Mugabe was forced out of power in 2017 after 37 years at the helm of the country. During his term in office many journalist violation cases were reported. In 1999, Mark Chavunduka and Ray Choto journalists of the Standard newspaper were arrested and tortured after they published an article claiming that 23 army officers had been arrested for plotting a coup.

In an article published on 8th September 2020 in The Washington Post titled “Robert Mugabe is gone. But journalists are still being targeted”, global opinion writer Jason Rezaian talks about different journalists who have still suffered under the rule of Mnangagwa even after many citizens trusted him to be better than the former president Robert Mugabe.

“When they finally removed Mugabe from power (in 2017), people were ecstatic and they gave Emmerson Mnangagwa the benefit of the doubt,” Angela Quintal, Africa Program Coordinator at the Committee to Protect Journalists, told Rezaian. “They were prepared to believe that he could change. Among those were people like Hopewell Chin’ono.”

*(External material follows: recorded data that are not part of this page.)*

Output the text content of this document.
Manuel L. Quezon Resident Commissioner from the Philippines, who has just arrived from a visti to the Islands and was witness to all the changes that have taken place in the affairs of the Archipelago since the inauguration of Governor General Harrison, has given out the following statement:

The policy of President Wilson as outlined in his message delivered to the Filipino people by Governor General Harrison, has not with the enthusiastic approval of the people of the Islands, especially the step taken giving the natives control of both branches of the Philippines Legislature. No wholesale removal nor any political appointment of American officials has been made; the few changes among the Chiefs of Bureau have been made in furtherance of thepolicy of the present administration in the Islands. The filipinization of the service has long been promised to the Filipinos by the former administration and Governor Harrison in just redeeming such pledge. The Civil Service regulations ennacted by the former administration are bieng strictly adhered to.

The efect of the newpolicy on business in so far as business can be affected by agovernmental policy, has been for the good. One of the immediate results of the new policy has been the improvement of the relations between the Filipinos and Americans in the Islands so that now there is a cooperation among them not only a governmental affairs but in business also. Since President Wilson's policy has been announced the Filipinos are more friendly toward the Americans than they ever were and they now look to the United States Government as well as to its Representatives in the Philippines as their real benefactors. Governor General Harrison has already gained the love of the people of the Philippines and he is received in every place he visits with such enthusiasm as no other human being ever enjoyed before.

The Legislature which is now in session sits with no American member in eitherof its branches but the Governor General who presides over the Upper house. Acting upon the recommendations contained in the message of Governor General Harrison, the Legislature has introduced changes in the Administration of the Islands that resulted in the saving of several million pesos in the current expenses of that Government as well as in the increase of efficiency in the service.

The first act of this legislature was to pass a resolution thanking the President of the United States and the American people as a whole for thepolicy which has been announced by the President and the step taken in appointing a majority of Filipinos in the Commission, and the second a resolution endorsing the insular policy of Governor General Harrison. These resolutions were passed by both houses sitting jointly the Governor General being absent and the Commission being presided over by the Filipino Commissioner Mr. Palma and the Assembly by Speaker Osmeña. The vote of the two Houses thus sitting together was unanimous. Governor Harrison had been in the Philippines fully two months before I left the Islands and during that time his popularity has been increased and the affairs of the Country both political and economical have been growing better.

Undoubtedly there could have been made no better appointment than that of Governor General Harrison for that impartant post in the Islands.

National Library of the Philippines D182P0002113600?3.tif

Chin’ono, a journalist, was arrested and detained for several weeks. He was arrested after his critical coverage of the government’s response to the COVID-19 epidemic. The article pointed at the president and his family for misappropriating funds that were meant for the COVID-19 response. He used social media to push the narrative that the government was failing and it was corrupt.

According to Methu Moyo the state and its agents are very brutal in arresting anyone who speaks against them, which in the process arouses fear in the citizens. “No. Freedom is there in the constitution but not beyond that. Any political statement can land one in jail or hospital. The state and its agents are brutal. Arrests of opponents are common. People don’t feel free,” said Moyo.

In October 2021, Zimbabwe Union of Journalists reported that police had arrested 10 journalists covering a public demonstration in Harare for two hours without any justification for the force’s action.